The idea was that there should be no easy villains. In the last film the story was very static and by the Golden Gate scene there was no ambiguity. You wanted the apes to win. They had been so unjustly treated, they had been in prison and they had been treated horribly. In this, given what the story was and what it represented, the story was the one moment in time where it could have gone a different way. I mean, it could have been Planet Of The Humans And The Apes, and we know that because of the '60s movie, it doesn’t go that way. I thought that the only way to do that in a story that had any kind of resonance was to allow there to be no villains, to allow each character to have a point of view that you could understand. Toby’s character Koba has really gone through an ape apocalypse. He has essentially been tortured and so of course he is not going to have the empathy for humans that Caesar does, because they had no empathy for him.
To get Gary Oldman’s character, the idea being that if some bird flu had spread in such a way that it killed 99.9% of the world we wouldn’t really have a very good feeling about birds. So he had been through an experiment that had robbed him of his family.

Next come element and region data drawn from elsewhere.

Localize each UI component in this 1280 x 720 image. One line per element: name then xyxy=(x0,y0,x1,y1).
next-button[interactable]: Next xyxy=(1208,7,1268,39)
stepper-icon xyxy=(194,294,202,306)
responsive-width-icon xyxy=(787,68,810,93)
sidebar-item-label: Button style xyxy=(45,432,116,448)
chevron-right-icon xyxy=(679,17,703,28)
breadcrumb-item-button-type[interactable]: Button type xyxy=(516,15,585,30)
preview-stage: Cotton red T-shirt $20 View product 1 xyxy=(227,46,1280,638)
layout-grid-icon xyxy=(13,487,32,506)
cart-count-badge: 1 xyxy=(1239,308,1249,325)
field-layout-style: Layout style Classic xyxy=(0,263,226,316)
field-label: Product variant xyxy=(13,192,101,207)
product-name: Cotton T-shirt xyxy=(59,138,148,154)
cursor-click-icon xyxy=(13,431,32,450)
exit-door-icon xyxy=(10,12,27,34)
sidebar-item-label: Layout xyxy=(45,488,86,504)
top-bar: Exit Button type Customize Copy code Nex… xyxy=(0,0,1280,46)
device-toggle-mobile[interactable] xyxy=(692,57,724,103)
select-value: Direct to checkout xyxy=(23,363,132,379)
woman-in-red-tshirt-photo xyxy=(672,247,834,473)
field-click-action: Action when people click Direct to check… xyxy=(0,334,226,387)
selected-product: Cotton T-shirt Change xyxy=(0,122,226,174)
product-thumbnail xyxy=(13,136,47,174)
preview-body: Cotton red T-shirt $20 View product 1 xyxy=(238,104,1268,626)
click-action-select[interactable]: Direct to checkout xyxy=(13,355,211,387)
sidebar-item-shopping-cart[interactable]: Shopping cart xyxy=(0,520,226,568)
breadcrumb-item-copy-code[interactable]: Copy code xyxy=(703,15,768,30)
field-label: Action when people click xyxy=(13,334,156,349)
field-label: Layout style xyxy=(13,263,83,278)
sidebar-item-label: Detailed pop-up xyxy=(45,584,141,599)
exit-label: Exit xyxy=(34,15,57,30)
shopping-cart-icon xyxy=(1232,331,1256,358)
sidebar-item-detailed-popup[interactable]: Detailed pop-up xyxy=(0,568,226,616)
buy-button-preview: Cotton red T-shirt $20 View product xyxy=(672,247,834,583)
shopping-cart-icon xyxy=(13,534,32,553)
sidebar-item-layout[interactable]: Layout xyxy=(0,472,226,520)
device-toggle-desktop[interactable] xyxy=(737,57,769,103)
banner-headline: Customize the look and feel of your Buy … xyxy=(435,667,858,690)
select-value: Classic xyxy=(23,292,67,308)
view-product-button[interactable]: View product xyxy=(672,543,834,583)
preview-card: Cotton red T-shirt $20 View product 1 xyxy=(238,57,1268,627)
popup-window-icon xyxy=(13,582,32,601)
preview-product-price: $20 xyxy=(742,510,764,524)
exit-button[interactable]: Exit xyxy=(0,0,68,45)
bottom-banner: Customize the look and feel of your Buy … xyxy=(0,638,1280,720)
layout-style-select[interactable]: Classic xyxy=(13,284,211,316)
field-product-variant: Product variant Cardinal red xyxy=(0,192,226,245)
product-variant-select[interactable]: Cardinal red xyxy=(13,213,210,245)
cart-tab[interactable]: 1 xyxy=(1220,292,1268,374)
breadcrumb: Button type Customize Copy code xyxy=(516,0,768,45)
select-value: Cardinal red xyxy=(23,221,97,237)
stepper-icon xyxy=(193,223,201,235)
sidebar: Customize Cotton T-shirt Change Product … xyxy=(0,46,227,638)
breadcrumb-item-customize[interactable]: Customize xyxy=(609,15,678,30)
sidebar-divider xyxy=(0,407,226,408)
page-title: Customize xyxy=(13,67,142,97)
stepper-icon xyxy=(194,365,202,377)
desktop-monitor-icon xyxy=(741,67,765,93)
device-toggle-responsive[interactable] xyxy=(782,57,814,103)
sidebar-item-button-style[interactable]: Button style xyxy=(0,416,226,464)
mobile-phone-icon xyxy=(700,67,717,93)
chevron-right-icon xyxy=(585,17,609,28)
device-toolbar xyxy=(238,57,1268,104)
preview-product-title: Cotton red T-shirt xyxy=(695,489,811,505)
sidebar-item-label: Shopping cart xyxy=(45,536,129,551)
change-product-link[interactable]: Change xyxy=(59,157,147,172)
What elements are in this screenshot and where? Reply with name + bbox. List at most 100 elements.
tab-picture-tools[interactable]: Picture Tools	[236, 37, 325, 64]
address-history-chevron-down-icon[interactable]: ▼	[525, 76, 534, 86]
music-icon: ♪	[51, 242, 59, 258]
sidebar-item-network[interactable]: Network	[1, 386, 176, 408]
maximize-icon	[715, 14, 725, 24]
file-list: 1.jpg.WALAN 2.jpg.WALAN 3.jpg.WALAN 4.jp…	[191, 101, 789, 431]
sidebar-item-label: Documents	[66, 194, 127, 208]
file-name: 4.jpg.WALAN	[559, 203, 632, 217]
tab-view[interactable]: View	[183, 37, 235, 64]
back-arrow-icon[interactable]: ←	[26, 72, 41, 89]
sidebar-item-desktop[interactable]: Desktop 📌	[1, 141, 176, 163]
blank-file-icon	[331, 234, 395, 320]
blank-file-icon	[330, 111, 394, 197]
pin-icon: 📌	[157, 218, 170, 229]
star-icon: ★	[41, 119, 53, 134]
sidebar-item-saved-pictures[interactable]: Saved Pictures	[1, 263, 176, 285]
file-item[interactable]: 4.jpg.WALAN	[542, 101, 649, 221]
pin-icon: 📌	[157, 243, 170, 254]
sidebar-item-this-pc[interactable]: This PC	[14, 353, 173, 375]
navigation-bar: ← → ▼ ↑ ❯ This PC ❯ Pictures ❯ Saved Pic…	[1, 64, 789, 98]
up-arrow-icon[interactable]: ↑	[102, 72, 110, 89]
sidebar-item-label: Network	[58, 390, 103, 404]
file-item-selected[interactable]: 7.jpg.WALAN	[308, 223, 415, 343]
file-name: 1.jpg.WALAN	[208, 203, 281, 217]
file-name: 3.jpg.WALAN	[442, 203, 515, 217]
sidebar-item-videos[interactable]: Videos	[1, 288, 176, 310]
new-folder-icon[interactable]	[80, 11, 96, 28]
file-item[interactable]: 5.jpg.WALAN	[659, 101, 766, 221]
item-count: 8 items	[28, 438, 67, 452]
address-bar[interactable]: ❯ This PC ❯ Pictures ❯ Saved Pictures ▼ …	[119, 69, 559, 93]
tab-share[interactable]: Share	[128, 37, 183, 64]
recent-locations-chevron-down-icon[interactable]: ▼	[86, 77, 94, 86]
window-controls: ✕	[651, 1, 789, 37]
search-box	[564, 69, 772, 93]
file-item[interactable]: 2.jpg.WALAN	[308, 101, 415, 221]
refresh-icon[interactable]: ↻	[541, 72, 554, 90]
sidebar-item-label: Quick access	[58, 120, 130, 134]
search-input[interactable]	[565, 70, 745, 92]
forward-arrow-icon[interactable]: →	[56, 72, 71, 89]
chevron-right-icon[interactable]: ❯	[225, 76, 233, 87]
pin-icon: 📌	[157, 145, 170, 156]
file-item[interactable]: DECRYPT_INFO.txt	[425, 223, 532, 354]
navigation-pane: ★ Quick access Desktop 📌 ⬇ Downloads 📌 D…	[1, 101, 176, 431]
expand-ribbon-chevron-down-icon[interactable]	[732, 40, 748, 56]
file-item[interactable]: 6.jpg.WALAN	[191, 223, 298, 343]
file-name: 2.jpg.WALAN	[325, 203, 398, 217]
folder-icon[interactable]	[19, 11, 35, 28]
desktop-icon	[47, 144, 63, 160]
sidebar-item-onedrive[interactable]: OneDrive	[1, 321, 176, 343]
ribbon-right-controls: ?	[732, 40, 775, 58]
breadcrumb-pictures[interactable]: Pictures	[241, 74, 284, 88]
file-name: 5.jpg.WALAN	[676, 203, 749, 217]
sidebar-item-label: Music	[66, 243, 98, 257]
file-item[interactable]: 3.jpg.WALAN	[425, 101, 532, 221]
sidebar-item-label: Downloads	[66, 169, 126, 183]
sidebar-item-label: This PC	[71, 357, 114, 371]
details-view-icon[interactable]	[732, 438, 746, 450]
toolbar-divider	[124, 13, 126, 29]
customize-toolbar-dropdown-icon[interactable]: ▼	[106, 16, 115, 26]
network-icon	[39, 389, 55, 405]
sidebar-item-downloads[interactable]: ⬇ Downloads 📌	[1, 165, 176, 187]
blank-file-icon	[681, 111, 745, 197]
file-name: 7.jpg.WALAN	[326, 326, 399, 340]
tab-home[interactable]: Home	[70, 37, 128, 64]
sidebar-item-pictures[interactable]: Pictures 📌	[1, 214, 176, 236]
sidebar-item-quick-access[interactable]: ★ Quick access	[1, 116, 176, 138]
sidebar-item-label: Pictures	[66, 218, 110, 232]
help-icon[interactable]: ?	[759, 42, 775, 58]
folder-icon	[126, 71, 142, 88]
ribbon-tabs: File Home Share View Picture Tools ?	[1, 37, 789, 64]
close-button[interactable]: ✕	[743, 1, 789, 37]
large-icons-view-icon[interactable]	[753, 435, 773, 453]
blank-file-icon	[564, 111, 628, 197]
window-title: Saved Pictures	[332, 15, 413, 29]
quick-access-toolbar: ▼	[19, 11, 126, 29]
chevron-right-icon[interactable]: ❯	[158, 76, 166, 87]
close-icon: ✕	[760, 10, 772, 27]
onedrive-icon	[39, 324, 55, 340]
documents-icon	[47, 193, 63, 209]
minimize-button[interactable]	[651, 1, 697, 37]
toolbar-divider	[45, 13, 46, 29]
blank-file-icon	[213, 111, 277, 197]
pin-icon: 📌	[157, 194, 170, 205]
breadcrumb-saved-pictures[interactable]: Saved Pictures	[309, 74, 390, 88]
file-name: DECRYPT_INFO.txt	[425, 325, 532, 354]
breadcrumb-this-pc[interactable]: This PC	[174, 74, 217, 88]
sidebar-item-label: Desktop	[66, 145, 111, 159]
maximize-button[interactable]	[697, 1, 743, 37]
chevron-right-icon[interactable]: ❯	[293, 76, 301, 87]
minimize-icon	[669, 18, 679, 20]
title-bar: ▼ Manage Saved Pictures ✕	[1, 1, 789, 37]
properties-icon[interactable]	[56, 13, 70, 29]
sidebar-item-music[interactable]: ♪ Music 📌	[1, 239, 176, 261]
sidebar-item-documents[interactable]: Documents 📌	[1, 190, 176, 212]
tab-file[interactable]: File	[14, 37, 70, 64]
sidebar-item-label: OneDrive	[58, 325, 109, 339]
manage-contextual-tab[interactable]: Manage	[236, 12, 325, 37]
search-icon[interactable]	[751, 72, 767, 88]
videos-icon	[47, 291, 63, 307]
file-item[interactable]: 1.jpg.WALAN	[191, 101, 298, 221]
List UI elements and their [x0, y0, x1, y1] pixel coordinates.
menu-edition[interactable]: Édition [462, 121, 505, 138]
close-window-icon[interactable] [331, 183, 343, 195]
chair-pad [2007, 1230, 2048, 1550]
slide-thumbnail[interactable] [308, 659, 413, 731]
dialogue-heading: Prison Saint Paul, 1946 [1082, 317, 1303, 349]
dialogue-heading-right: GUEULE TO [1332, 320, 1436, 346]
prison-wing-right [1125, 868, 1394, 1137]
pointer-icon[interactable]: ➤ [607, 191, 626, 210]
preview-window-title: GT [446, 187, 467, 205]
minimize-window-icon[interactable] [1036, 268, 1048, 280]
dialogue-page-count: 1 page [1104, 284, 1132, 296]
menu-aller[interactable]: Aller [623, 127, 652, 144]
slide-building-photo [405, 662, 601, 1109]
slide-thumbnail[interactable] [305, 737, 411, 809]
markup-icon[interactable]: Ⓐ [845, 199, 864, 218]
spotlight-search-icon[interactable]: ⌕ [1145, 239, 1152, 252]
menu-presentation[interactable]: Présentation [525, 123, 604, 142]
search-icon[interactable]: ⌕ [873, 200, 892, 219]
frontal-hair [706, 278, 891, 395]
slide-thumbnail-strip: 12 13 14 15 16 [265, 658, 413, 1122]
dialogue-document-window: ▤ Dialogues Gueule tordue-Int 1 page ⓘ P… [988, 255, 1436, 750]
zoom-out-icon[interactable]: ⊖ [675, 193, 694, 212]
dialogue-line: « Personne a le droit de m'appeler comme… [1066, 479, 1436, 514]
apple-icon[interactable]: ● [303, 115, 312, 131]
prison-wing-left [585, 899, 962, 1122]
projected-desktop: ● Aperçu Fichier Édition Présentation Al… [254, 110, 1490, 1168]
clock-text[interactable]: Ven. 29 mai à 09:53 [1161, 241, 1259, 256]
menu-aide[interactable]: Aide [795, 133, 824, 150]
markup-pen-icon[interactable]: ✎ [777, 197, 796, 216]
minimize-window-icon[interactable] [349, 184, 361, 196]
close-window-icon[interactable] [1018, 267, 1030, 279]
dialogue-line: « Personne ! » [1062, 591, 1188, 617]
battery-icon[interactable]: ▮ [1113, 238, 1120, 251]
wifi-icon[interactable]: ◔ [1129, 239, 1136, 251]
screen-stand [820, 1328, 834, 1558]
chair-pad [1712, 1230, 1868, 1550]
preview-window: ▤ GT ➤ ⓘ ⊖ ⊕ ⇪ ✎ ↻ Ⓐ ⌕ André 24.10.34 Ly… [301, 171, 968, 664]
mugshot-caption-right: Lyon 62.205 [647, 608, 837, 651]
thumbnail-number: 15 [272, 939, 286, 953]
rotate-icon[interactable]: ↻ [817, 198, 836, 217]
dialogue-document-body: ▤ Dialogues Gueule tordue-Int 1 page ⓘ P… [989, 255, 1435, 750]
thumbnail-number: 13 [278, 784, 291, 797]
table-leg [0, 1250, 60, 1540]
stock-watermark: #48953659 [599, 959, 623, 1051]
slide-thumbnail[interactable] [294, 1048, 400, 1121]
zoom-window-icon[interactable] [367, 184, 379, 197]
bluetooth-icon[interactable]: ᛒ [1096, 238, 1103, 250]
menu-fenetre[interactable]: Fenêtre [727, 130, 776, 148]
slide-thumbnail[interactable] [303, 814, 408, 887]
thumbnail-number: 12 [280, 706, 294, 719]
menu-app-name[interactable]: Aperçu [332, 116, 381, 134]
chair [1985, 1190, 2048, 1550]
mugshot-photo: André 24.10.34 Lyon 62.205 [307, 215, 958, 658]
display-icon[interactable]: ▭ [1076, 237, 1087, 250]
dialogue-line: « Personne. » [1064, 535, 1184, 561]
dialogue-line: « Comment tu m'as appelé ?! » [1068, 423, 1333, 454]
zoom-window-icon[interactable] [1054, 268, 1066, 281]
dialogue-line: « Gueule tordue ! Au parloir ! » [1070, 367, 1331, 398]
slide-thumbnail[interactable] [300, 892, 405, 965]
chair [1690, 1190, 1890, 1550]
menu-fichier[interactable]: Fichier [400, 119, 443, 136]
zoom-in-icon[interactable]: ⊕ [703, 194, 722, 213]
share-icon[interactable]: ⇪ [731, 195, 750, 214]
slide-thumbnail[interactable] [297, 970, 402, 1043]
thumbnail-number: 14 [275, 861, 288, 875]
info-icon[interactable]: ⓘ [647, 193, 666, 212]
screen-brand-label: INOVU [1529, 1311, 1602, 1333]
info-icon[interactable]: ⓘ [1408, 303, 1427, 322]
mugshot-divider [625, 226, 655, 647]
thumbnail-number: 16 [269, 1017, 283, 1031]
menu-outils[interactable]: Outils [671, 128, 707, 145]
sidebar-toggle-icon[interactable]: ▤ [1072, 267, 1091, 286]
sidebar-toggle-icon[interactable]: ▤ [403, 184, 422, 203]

One of the key things in the story was, the breaking point for both of those characters was that they didn’t have families. Caesar and Malcolm had families still, even if they were broken. Malcolm had lost his wife, but he still had his son and he had a new wife and this family unit that was worth preserving. Caesar also had this family that was worth preserving, so the idea was that those were characters that were trying to navigate through the violence. It was much easier for those who had lost everything, or in the case of Koba, somebody who had never quite had that experience.
The original ending had the army arriving and I felt that it went too far. So very late, in the last month, we cut that scene because I felt that it boxed us in too much to the exact moment. That war is coming… This is what this movie is about, that moment that passes where it could have been something different. But where exactly we begin for the next one is not set in stone. I thought that by having that ending as we originally had it *did *put it to much in stone.
So actually in some of the trailers there is a shot of this ship, and that ship is not exactly the shot we had. We had a shot where the ship was meant to be far on the horizon and the ending was the same, on Caesar, when we move in on his eyes and he is staring out and he is actually looking at the future. But the future was very immediate. Right there on the horizon was war and I think that it just felt like ‘Oh war is beginning right now’, instead of ‘When does that war begin? How does that war begin? How will Caesar respond?’ I wanted to go back a step earlier, and so we changed the ending at the very last moment.